Abstract

When Dockerizing a Laravel application, it’s easy to end up with large, bloated images or frustrating permission errors. In this guide, you’ll learn how to properly configure your .dockerignore, manage file permissions, and keep your Laravel app working smoothly inside containers.

Understanding .dockerignore

The .dockerignore file is used to tell Docker which files and directories to ignore when building an image with docker build.

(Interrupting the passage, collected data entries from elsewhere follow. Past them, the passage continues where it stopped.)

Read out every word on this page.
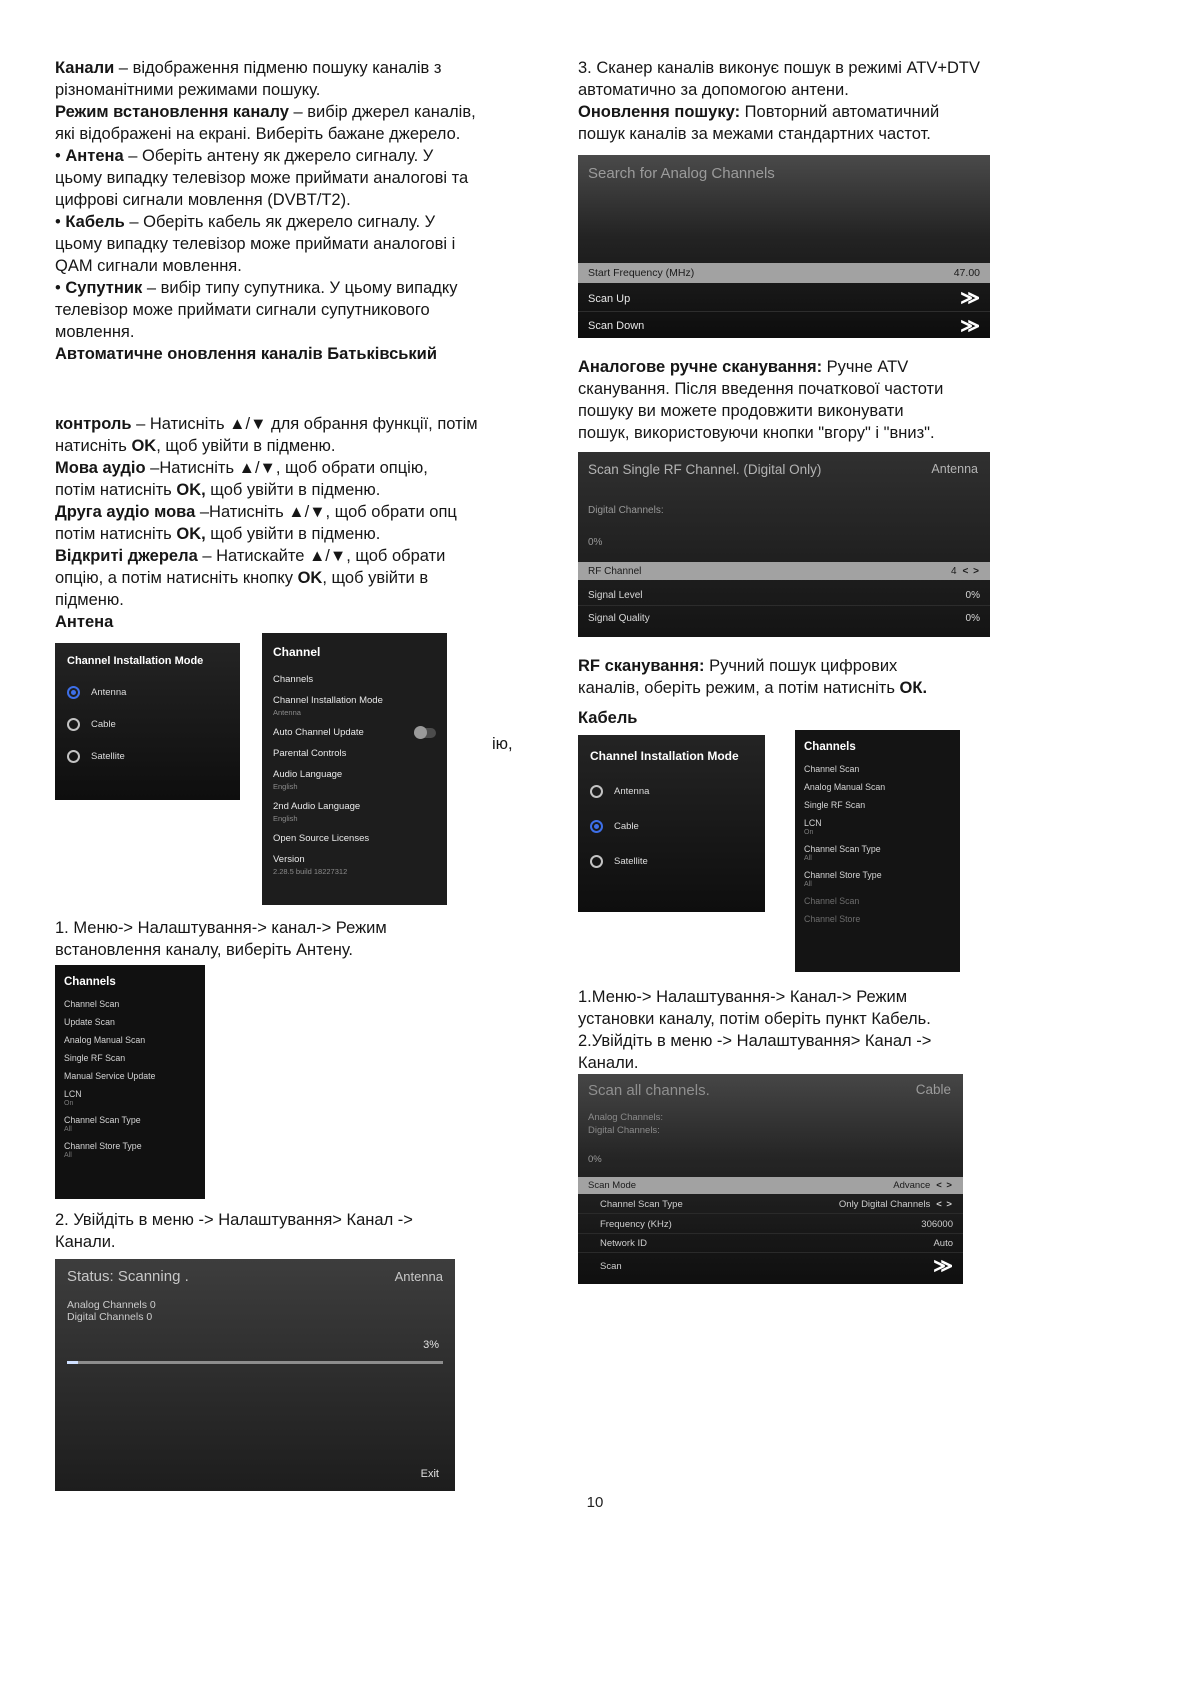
Канали – відображення підменю пошуку каналів з
різноманітними режимами пошуку.

Режим встановлення каналу – вибір джерел каналів,
які відображені на екрані. Виберіть бажане джерело.

• Антена – Оберіть антену як джерело сигналу. У
цьому випадку телевізор може приймати аналогові та
цифрові сигнали мовлення (DVBT/T2).

• Кабель – Оберіть кабель як джерело сигналу. У
цьому випадку телевізор може приймати аналогові і
QAM сигнали мовлення.

• Супутник – вибір типу супутника. У цьому випадку
телевізор може приймати сигнали супутникового
мовлення.

Автоматичне оновлення каналів Батьківський

контроль – Натисніть ▲/▼ для обрання функції, потім
натисніть OK, щоб увійти в підменю.

Мова аудіо –Натисніть ▲/▼, щоб обрати опцію,
потім натисніть OK, щоб увійти в підменю.

Друга аудіо мова –Натисніть ▲/▼, щоб обрати опц
потім натисніть OK, щоб увійти в підменю.

Відкриті джерела – Натискайте ▲/▼, щоб обрати
опцію, а потім натисніть кнопку OK, щоб увійти в
підменю.

Антена
Channel Installation Mode
Antenna
Cable
Satellite
Channel
Channels
Channel Installation Mode
Antenna
Auto Channel Update
Parental Controls
Audio Language
English
2nd Audio Language
English
Open Source Licenses
Version
2.28.5 build 18227312

1. Меню-> Налаштування-> канал-> Режим
встановлення каналу, виберіть Антену.

Channels
Channel Scan
Update Scan
Analog Manual Scan
Single RF Scan
Manual Service Update
LCN
On
Channel Scan Type
All
Channel Store Type
All

2. Увійдіть в меню -> Налаштування> Канал ->
Канали.

Status: Scanning .	Antenna
Analog Channels 0
Digital Channels 0
3%
Exit

3. Сканер каналів виконує пошук в режимі ATV+DTV
автоматично за допомогою антени.

Оновлення пошуку: Повторний автоматичний
пошук каналів за межами стандартних частот.

Search for Analog Channels
Start Frequency (MHz)	47.00
Scan Up	≫
Scan Down	≫

Аналогове ручне сканування: Ручне ATV
сканування. Після введення початкової частоти
пошуку ви можете продовжити виконувати
пошук, використовуючи кнопки "вгору" і "вниз".

Scan Single RF Channel. (Digital Only)	Antenna
Digital Channels:
0%
RF Channel	4 < >
Signal Level	0%
Signal Quality	0%

RF сканування: Ручний пошук цифрових
каналів, оберіть режим, а потім натисніть ОК.

Кабель
Channel Installation Mode
Antenna
Cable
Satellite
Channels
Channel Scan
Analog Manual Scan
Single RF Scan
LCN
On
Channel Scan Type
All
Channel Store Type
All
Channel Scan
Channel Store

1.Меню-> Налаштування-> Канал-> Режим
установки каналу, потім оберіть пункт Кабель.

2.Увійдіть в меню -> Налаштування> Канал ->
Канали.

Scan all channels.	Cable
Analog Channels:
Digital Channels:
0%
Scan Mode	Advance < >
Channel Scan Type	Only Digital Channels < >
Frequency (KHz)	306000
Network ID	Auto
Scan	≫
ію,
10
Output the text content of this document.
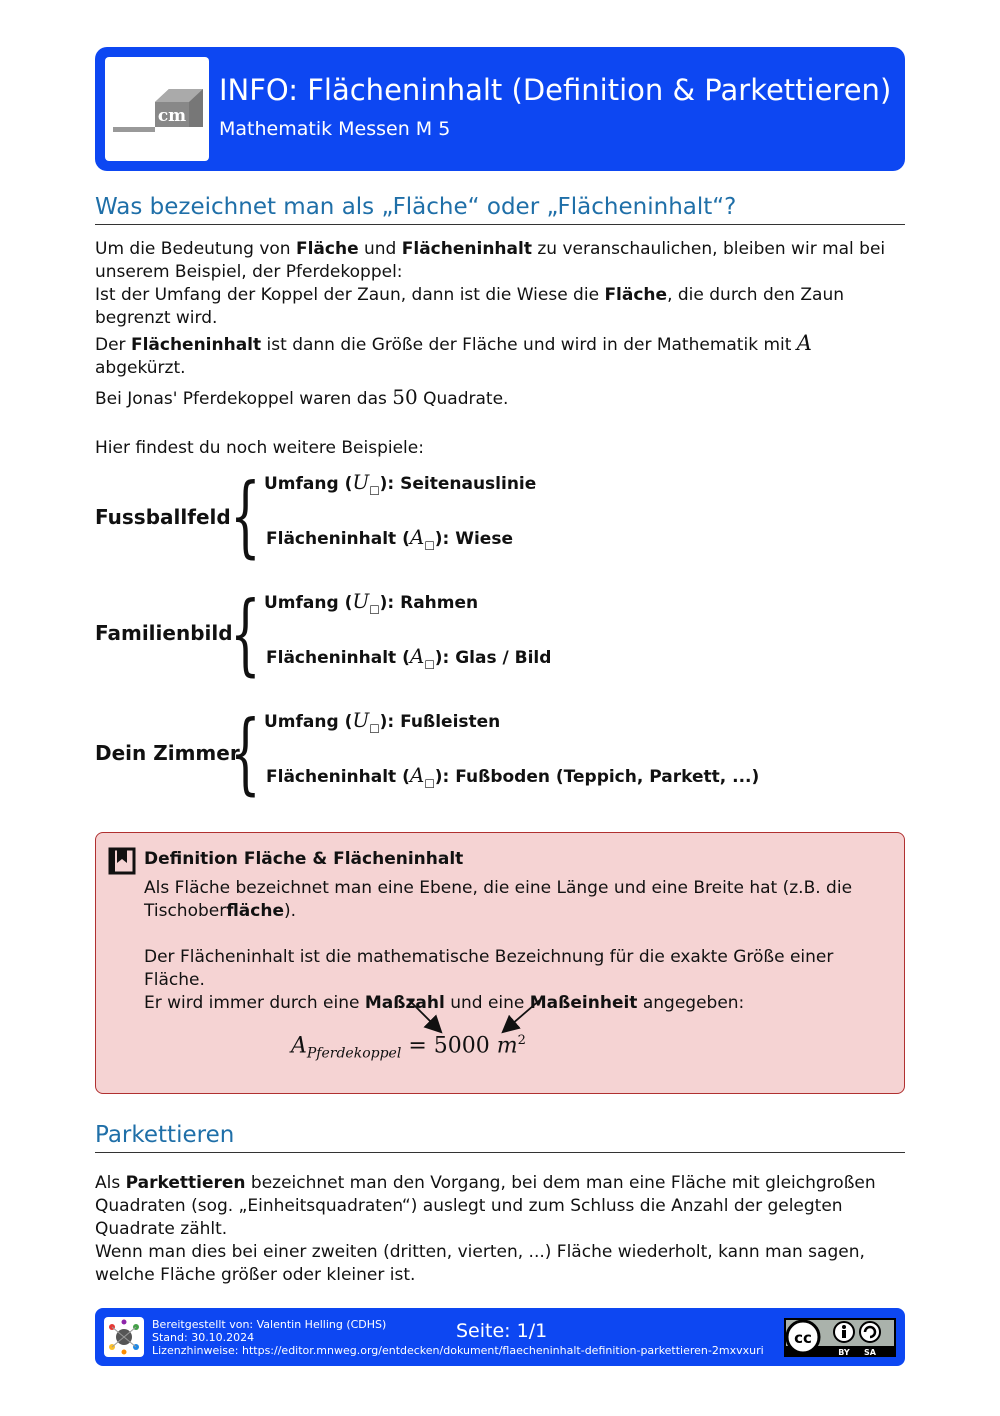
cm
INFO: Flächeninhalt (Definition & Parkettieren)
Mathematik Messen M 5
Was bezeichnet man als „Fläche“ oder „Flächeninhalt“?

Um die Bedeutung von Fläche und Flächeninhalt zu veranschaulichen, bleiben wir mal bei unserem Beispiel, der Pferdekoppel:

Ist der Umfang der Koppel der Zaun, dann ist die Wiese die Fläche, die durch den Zaun begrenzt wird.

Der Flächeninhalt ist dann die Größe der Fläche und wird in der Mathematik mit A abgekürzt.

Bei Jonas' Pferdekoppel waren das 50 Quadrate.

Hier findest du noch weitere Beispiele:

Fussballfeld { Umfang $(U_□)$: Seitenauslinie
Flächeninhalt $(A_□)$: Wiese
Familienbild
{ Umfang $(U_□)$: Rahmen
Flächeninhalt $(A_□)$: Glas / Bild
Dein Zimmer
{ Umfang $(U_□)$: Fußleisten
Flächeninhalt $(A_□)$: Fußboden (Teppich, Parkett, ...)
Definition Fläche & Flächeninhalt

Als Fläche bezeichnet man eine Ebene, die eine Länge und eine Breite hat (z.B. die Tischoberfläche).

Der Flächeninhalt ist die mathematische Bezeichnung für die exakte Größe einer Fläche.

Er wird immer durch eine Maßzahl und eine Maßeinheit angegeben:

$A_{Pferdekoppel} = 5000$ $m^2$
Parkettieren

Als Parkettieren bezeichnet man den Vorgang, bei dem man eine Fläche mit gleichgroßen Quadraten (sog. „Einheitsquadraten“) auslegt und zum Schluss die Anzahl der gelegten Quadrate zählt.

Wenn man dies bei einer zweiten (dritten, vierten, ...) Fläche wiederholt, kann man sagen, welche Fläche größer oder kleiner ist.

Bereitgestellt von: Valentin Helling (CDHS)
Stand: 30.10.2024
Lizenzhinweise: https://editor.mnweg.org/entdecken/dokument/flaecheninhalt-definition-parkettieren-2mxvxuri
Seite: 1/1	cc
BY SA
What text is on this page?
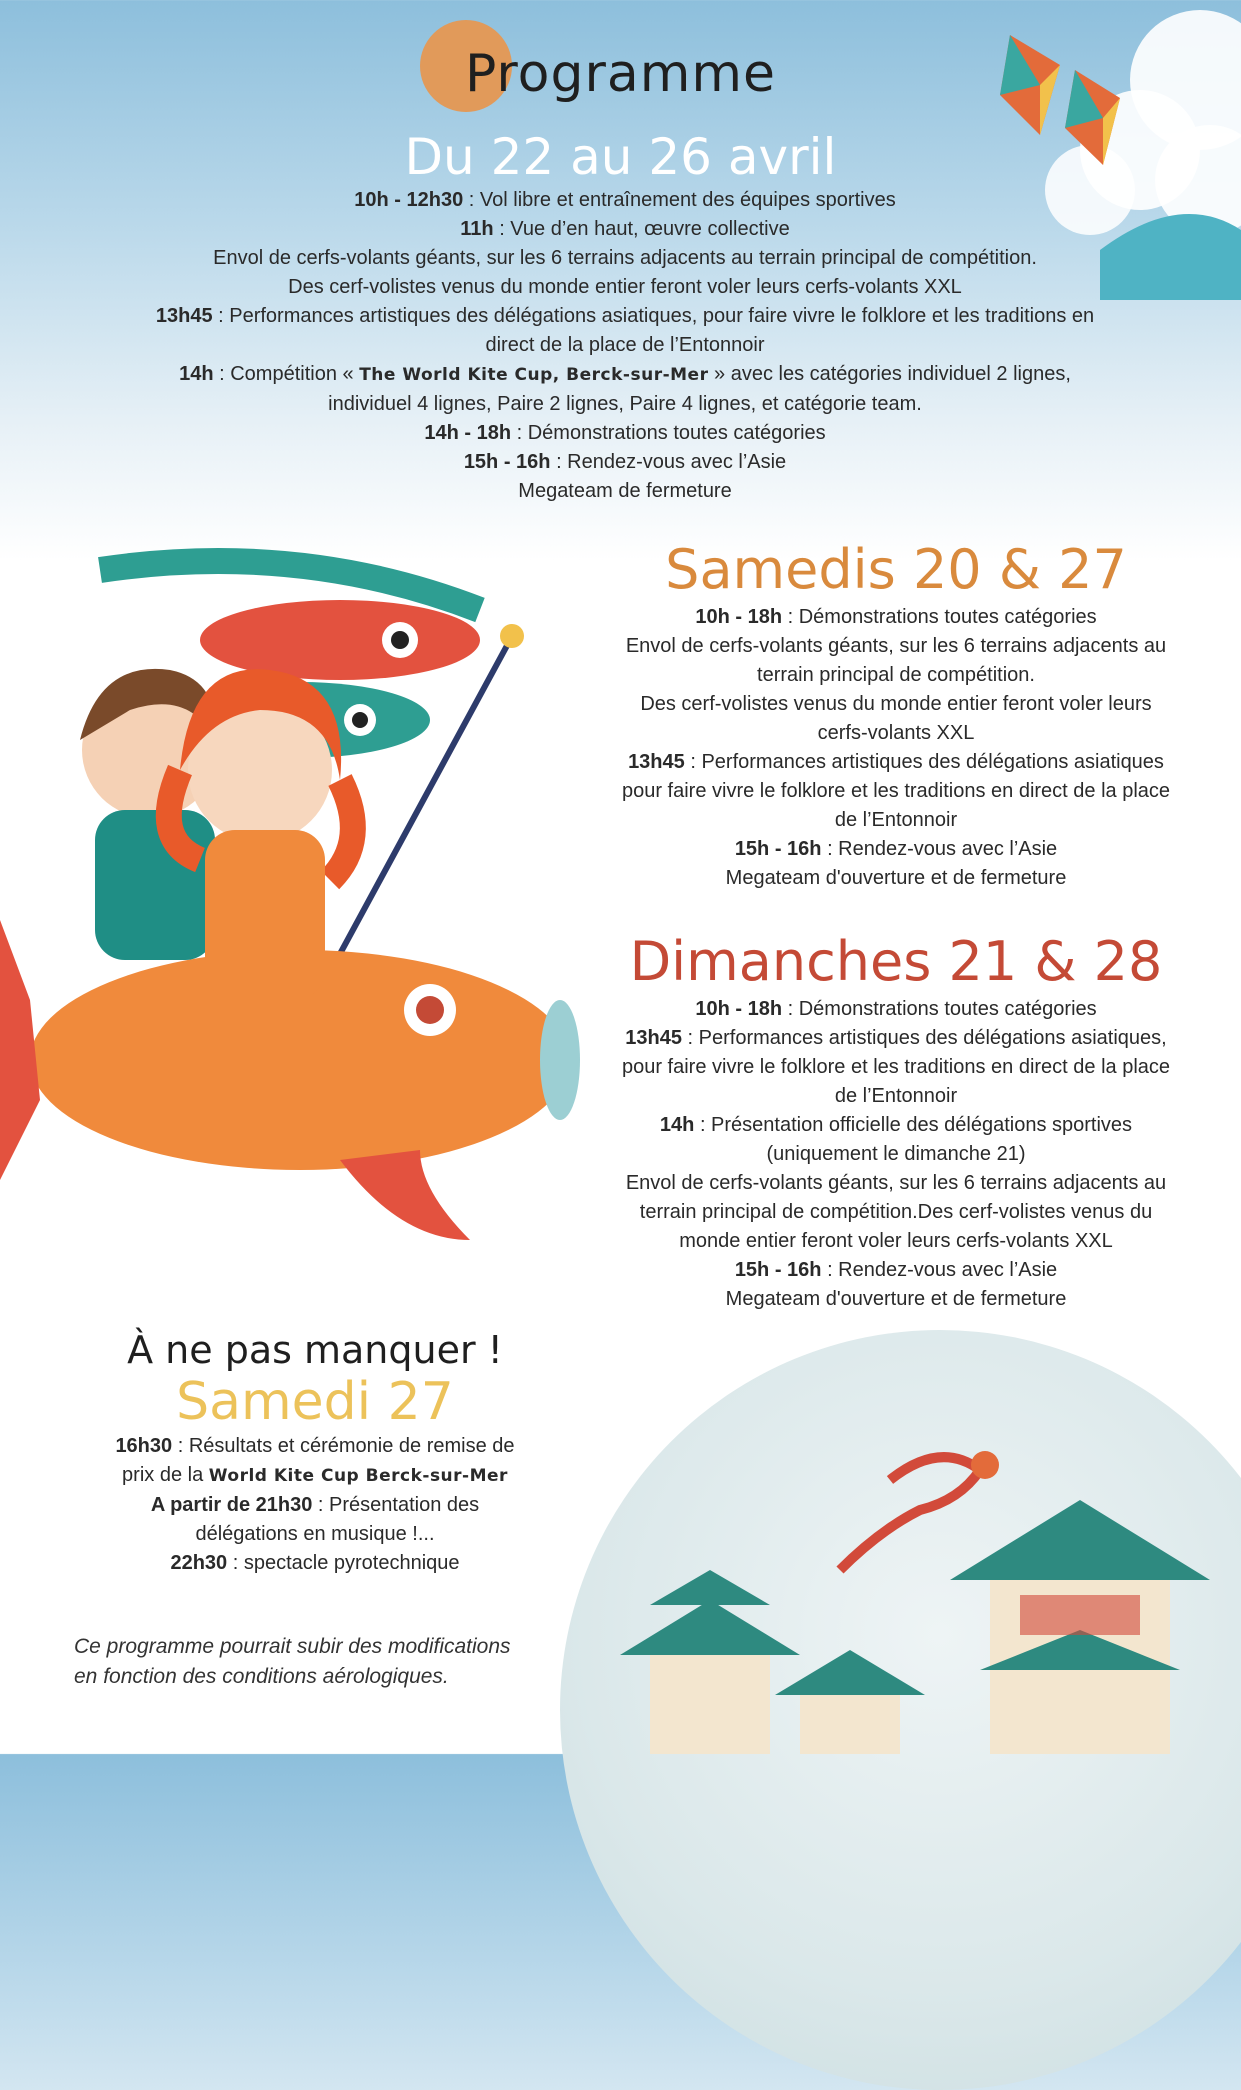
Programme
Du 22 au 26 avril

10h - 12h30 : Vol libre et entraînement des équipes sportives

11h : Vue d’en haut, œuvre collective

Envol de cerfs-volants géants, sur les 6 terrains adjacents au terrain principal de compétition.

Des cerf-volistes venus du monde entier feront voler leurs cerfs-volants XXL

13h45 : Performances artistiques des délégations asiatiques, pour faire vivre le folklore et les traditions en

direct de la place de l’Entonnoir

14h : Compétition « The World Kite Cup, Berck-sur-Mer » avec les catégories individuel 2 lignes,

individuel 4 lignes, Paire 2 lignes, Paire 4 lignes, et catégorie team.

14h - 18h : Démonstrations toutes catégories

15h - 16h : Rendez-vous avec l’Asie

Megateam de fermeture

Samedis 20 & 27

10h - 18h : Démonstrations toutes catégories

Envol de cerfs-volants géants, sur les 6 terrains adjacents au

terrain principal de compétition.

Des cerf-volistes venus du monde entier feront voler leurs

cerfs-volants XXL

13h45 : Performances artistiques des délégations asiatiques

pour faire vivre le folklore et les traditions en direct de la place

de l’Entonnoir

15h - 16h : Rendez-vous avec l’Asie

Megateam d'ouverture et de fermeture

Dimanches 21 & 28

10h - 18h : Démonstrations toutes catégories

13h45 : Performances artistiques des délégations asiatiques,

pour faire vivre le folklore et les traditions en direct de la place

de l’Entonnoir

14h : Présentation officielle des délégations sportives

(uniquement le dimanche 21)

Envol de cerfs-volants géants, sur les 6 terrains adjacents au

terrain principal de compétition.Des cerf-volistes venus du

monde entier feront voler leurs cerfs-volants XXL

15h - 16h : Rendez-vous avec l’Asie

Megateam d'ouverture et de fermeture

À ne pas manquer !

Samedi 27

16h30 : Résultats et cérémonie de remise de

prix de la World Kite Cup Berck-sur-Mer

A partir de 21h30 : Présentation des

délégations en musique !...

22h30 : spectacle pyrotechnique

Ce programme pourrait subir des modifications
en fonction des conditions aérologiques.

It works similarly to .gitignore and helps optimize the image build process by:

  • reducing build context size (fewer files sent to the Docker daemon);
  • speeding up build times;
  • preventing sensitive files (e.g., .env, SSH keys) from being copied into the image;
  • avoiding unnecessary cache invalidation due to unrelated file changes.

.dockerignore must be placed in the Docker build context directory.

If your folder structure looks like this:

project-root/
├── Dockerfile
├── .dockerignore
└── src/ (your Laravel project)

And you run:

docker build -f Dockerfile .

Then project-root/ is the build context — so .dockerignore belongs there. All ignore rules will be relative to this context. This means paths like src/vendor in .dockerignore will correctly match project-root/src/vendor.

Laravel-Specific .dockerignore example

Here is an example of .dockerignore tailored for Laravel, assuming Laravel app lives in src/:

# Laravel vendor and frontend deps
src/vendor
src/node_modules
 
# Laravel cache and logs
src/storage/logs
src/storage/framework/cache/**
!src/storage/framework/cache/
 
# Environment files
src/.env
src/.env.*
 
# PHPUnit and tests (for production builds)
src/phpunit.xml
src/phpunit.xml.dist
src/tests
 
# Bootstrap cache
src/bootstrap/cache/**
!src/bootstrap/cache/
 
# Lock files
src/composer.lock
src/yarn.lock
src/package-lock.json
 
# Editor & OS junk
*.swp
*.swo
*.bak
*.tmp
*.log
*.idea
*.vscode
.DS_Store
Thumbs.db
 
# Git
.git
.gitignore

Preserving empty directories

Laravel expects certain directories to exist:

  • storage/framework/cache
  • bootstrap/cache

If you want to ignore the contents but keep the folders, use negation:

src/storage/framework/cache/**
!src/storage/framework/cache/
 
src/bootstrap/cache/**
!src/bootstrap/cache/

This ensures Docker keeps the folder structure but skips the files inside.

Fixing “permission denied” error

You might see this error when running the container:

The stream or file "/var/www/html/storage/logs/laravel.log" could not be opened in append mode: Failed to open stream: Permission denied

This means the user running PHP doesn’t have write permission to storage/, and we need to fix permissions. Add the following after copying your project:

RUN chown -R www-data:www-data storage bootstrap/cache \
    && chmod -R ug+rwX storage bootstrap/cache

This command ensures the web server user (www-data) owns the necessary directories and has the correct write permissions.

Recap

  • Place .dockerignore in the build context, not just next to the Dockerfile.
  • Ignore the vendor and logs folders.
  • Preserve Laravel folder structure with negation (!folder/).
  • Fix permissions for storage/ and bootstrap/cache.